Friday, September 10, 2010

Pain, the essential vital sign

It was a slow night this past shift, so at one point I ambled out to triage to loiter around a bit. While I'm sitting there, this woman plops herself down in the registration chair and states "I need to see a doctor, and I don't wanna be waitin' around out here, I need to go back now and get summin for this pain, so yous all lemme back."

Aaaaand here we go.

The triage nurse asks her what the complaint is, and we discover it's a tooth ache. Or more correctly, a "toof ache."
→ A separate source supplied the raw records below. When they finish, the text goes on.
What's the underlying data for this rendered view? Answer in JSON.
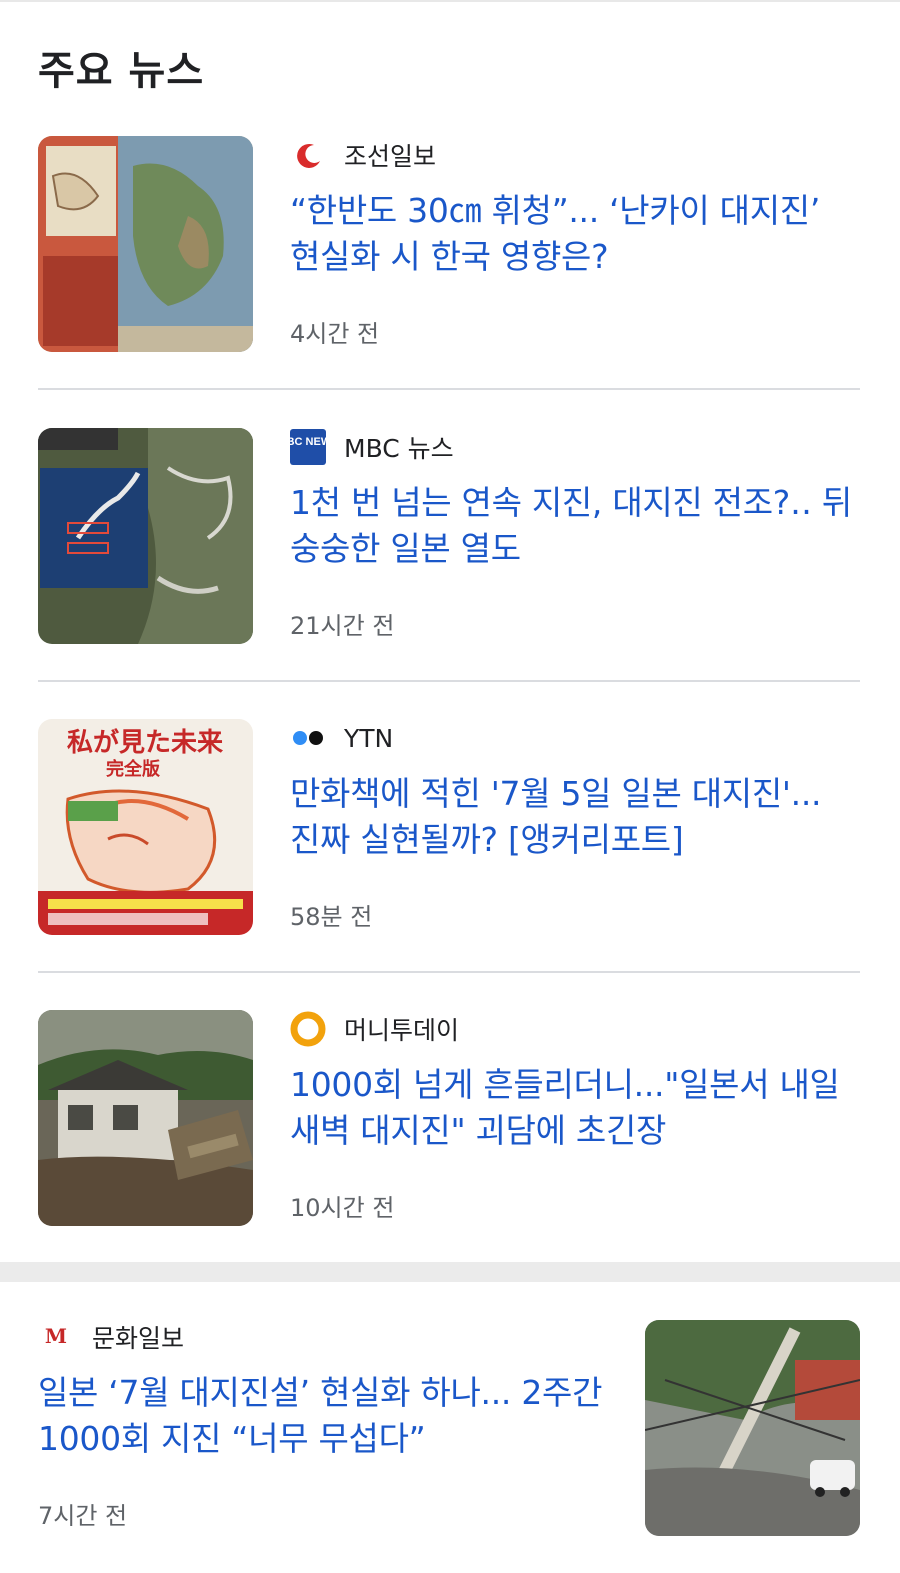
{
  "section": {
    "title": "주요 뉴스"
  },
  "articles": [
    {
      "source": "조선일보",
      "logo_icon": "chosun-crescent-icon",
      "headline": "“한반도 30㎝ 휘청”... ‘난카이 대지진’ 현실화 시 한국 영향은?",
      "time": "4시간 전"
    },
    {
      "source": "MBC 뉴스",
      "logo_icon": "mbc-news-icon",
      "logo_text": "MBC NEWS",
      "headline": "1천 번 넘는 연속 지진, 대지진 전조?‥ 뒤숭숭한 일본 열도",
      "time": "21시간 전"
    },
    {
      "source": "YTN",
      "logo_icon": "ytn-dots-icon",
      "headline": "만화책에 적힌 '7월 5일 일본 대지진'... 진짜 실현될까? [앵커리포트]",
      "time": "58분 전",
      "thumb_text": "私が見た未来",
      "thumb_subtext": "完全版"
    },
    {
      "source": "머니투데이",
      "logo_icon": "moneytoday-ring-icon",
      "headline": "1000회 넘게 흔들리더니...\"일본서 내일 새벽 대지진\" 괴담에 초긴장",
      "time": "10시간 전"
    }
  ],
  "bottom_article": {
    "source": "문화일보",
    "logo_icon": "munhwa-m-icon",
    "logo_text": "M",
    "headline": "일본 ‘7월 대지진설’ 현실화 하나... 2주간 1000회 지진 “너무 무섭다”",
    "time": "7시간 전"
  },
  "colors": {
    "headline": "#1a57c9",
    "meta": "#5f6368",
    "divider": "#dadce0"
  }
}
On a scale of 0-10, 10 being the worst pain you can imagine, how bad is this toof ache? asks the triage nurse without even a hint of a smirk.

"It's a 10!"

Triage nurse eyes up the patient, who is chewing gum and talking nonstop on her blackberry, and without hesitation goes, "so if I were to rip your arm off and beat you with it, it would be about the same?"

I had to leave the room. I wanted to hug her, but that might have been bad form.


Stacie said...

BAH! that's excellent.

Anonymous said...


Just wait till you do triage --- it's been fodder for many a blog post.

nurse XY said...

Tee hee!

Michelle said...

Oh my friend, I have been there!

newnurseinthehood said...

One of my favorite co workers goes about her traige pain assessment like so: "Rate your pain from me on a scale of zero to ten. A ten is you're a fighting in Iraq and you've just had your leg BLOWN OFF by an IED." Apparently this gets a lot of 8s and 9s.

Rachedy said...

I love triage because I can apply my award winning actress talents with these douche bags. It's my private fun and I smirk to myself as I make them a level 5.

DaddyMedic said...

I saw this today and thought of you, I'm a Paramedic working for a local trauma center as well as the fire department here in Indianapolis. I read your blog daily in hopes you'll post more, just love your post! But I thought you'd like this and like to share it with your readers.

Anonymous said...

Man, so frustrating. And the worst thing about it is that you really can't ignore it, no matter how sketch the whole package.

Had a patient dropped into our low acuity side c/o "pain all over." Walked in to find an inconsolable woman writhing around on the bed -- the kind of patient that likes to emphasize how much discomfort they are in by not cooperating with the exam and speaking in an unintelligible "moaning" accent. Even the daughter, who was with her, seemed flat and nonplussed.

Frustrated nurse says: now she's complaining of chest pain. Do you want her on the monitor? Now, Stupid Intern was born at night, but not last night, so I say, "Absolutely." A minute later, tech drops in to say she's running in the 160s with runs of V-tach. It got worse from there. Four shocks, a tube, and a central line later, she went to the MICU, but her brain was toast and she died four days later.

Dirtbags in pain. Be jaded at your own risk.